На что Рубцов сказал: «Что выражал Лермонтов, я ответить не могу, потому что он — гений. А я всего лишь — талант».
Рубцов, конечно, великий талант, добавил бы я теперь, хотя пропил мою безрукавку, которая, честно говоря, мне очень нравилась. Видимо, понравилась она и ему.

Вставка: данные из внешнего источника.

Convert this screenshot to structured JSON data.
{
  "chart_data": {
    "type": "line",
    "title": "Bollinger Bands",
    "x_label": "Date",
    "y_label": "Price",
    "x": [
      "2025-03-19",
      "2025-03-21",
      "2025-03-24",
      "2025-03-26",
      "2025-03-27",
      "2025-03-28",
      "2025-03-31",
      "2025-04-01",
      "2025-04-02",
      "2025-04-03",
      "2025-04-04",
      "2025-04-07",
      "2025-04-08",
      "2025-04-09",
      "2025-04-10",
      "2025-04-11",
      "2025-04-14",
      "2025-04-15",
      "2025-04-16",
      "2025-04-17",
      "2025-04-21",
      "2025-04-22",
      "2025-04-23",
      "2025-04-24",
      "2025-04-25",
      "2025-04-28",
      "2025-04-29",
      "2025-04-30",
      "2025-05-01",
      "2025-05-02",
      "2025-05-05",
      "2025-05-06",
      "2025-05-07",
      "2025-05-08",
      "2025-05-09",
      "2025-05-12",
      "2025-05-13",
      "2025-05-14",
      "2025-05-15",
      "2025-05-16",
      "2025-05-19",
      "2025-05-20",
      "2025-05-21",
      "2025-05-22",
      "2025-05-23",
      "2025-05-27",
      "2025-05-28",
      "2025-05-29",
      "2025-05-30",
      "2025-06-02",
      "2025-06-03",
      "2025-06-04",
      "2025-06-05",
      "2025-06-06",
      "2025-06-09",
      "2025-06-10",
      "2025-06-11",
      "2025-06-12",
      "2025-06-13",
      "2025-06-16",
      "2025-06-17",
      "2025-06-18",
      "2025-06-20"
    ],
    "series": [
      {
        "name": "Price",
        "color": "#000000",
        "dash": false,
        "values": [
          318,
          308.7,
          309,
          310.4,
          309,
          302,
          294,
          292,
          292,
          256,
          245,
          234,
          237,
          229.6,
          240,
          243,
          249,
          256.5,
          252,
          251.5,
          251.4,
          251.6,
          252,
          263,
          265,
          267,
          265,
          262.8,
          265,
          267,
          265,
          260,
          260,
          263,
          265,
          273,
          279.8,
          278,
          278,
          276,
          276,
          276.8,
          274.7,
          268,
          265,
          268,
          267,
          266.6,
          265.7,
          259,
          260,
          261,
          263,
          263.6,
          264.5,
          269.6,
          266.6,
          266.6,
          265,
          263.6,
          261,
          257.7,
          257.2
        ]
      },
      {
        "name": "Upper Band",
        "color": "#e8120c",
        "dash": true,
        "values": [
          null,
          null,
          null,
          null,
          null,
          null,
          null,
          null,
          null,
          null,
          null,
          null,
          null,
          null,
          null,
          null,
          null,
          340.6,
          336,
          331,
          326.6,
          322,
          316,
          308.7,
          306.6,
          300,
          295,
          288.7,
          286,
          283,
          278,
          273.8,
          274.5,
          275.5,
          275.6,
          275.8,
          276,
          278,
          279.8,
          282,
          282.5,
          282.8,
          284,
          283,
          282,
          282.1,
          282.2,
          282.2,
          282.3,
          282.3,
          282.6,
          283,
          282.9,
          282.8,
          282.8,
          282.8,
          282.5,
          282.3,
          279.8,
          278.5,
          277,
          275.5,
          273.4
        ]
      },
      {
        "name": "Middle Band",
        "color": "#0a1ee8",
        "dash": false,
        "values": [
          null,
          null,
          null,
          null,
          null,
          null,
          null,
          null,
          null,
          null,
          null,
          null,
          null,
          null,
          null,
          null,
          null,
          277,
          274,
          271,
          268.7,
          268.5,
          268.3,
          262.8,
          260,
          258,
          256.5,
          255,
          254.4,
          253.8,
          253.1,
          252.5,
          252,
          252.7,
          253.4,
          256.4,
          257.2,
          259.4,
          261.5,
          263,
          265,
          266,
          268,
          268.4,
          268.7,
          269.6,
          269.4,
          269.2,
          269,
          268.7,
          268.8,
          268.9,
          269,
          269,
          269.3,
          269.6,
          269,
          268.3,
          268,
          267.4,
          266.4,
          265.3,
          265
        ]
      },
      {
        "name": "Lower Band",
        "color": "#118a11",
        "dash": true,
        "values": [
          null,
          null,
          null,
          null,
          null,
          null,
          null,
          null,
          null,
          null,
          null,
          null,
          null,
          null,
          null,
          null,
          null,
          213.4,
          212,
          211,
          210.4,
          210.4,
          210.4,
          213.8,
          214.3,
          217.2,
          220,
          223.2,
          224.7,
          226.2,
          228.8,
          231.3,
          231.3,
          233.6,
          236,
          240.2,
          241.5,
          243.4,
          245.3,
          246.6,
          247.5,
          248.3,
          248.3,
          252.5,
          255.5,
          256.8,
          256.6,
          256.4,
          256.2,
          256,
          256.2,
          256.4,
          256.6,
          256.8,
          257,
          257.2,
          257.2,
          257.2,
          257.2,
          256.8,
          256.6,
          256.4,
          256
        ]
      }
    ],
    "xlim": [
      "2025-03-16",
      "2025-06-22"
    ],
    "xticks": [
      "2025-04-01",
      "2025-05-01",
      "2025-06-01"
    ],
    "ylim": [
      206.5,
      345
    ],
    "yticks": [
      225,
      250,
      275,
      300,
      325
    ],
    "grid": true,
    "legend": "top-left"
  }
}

Кстати, о нем еще такой интересный анекдот рассказывали. Когда ему выписали большой гонорар за его книгу «Звезда полей», он попросил, чтобы ему выдали его в мелких купюрах. Получился довольно солидный мешок с деньгами. И вот он с этим мешком приехал в общежитие Литинститута и заперся. Его друзья, желая отметить столь важное событие, ломились в дверь, трясли, стучали: «Николай, Коля, открывай»! А он не открывает. Что-то там делает. Наконец, открыл дверь и выяснилось: он расстелил эти деньги по полу, ходил и разгребал их по частям: это матушке, это — сестричкам, это — еще кому-то, а это — на пропой.
Семь сорок
Одна из памятных страниц моей журналистско-литературной деятельности связана со строительством в Молдавии большого металлургического комбината, где я ощутил себя в полной мере и журналистом и писателем, принимающим участие в каких-то очень важных событиях.
Не обошлось и без курьезов. Первая плавка произошла в семь часов сорок минут, о чем я добросовестно отрапортовал редактору центральной газеты. Он записал. А потом звонит перепуганный ответственный секретарь:
— Слушай, ну ты не мог сказать хотя бы — 7:39? Ну, что это за 7:40? Нас могут не так понять.
В общем, цифру скорректировали. Напечатали — 7:39. Во избежание аналогии с популярной песней «Семь сорок».
Возвращаясь к альманаху
Время, конечно, летит. Позади — одиннадцать выпусков.
Одному было бы не одолеть такую дистанцию.
Назову имена тех, кто помогал и помогает мне в меру своих сил и возможностей:
Жена Анна Сквиренко, которая всю жизнь делит со мной все тяготы и невзгоды жены литератора.
Моя дочь — Вероника Бари, которая уже в 19 лет стала членом Союза российских писателей, опубликовав к тому времени уже две книги — «Светкина дурь» и повесть «Казармы и любовь».
В нашем журнале Вероника помимо повести «Я живу в Атланте», опубликовала очень хороший рассказ, который был отмечен в высокой московской литературной прессе Людмилой Овчаренко, доктором филологических наук. Она назвала Веронику Бари в числе самых интересных современных писателей из эмиграции, пишущих на русском языке.
География нашего журнала — Москва, Петербург, Киев, Самара, Кишинев, Минск, Рига. В Америке — Бостон, Нью-Йорк, Сан-Франциско, Атланта.
Журнал наш, увы, — бесприбыльный и безгонорарный.
Одним словом — на любителя.
Вместо послесловия
Совсем недавно я получил обрадовавшее меня сообщение о том, что литературный альманах «На любителя» награжден почетным дипломом Всероссийского литературно-театрального конкурса имени Виктора Розова «за популяризацию произведений русских писателей в диаспорах Дальнего Зарубежья».
Что тут скажешь?
Мне ничего другого не остается как поздравить своего коллегу Геннадия Сквиренко и его помощников со столь приятным событием.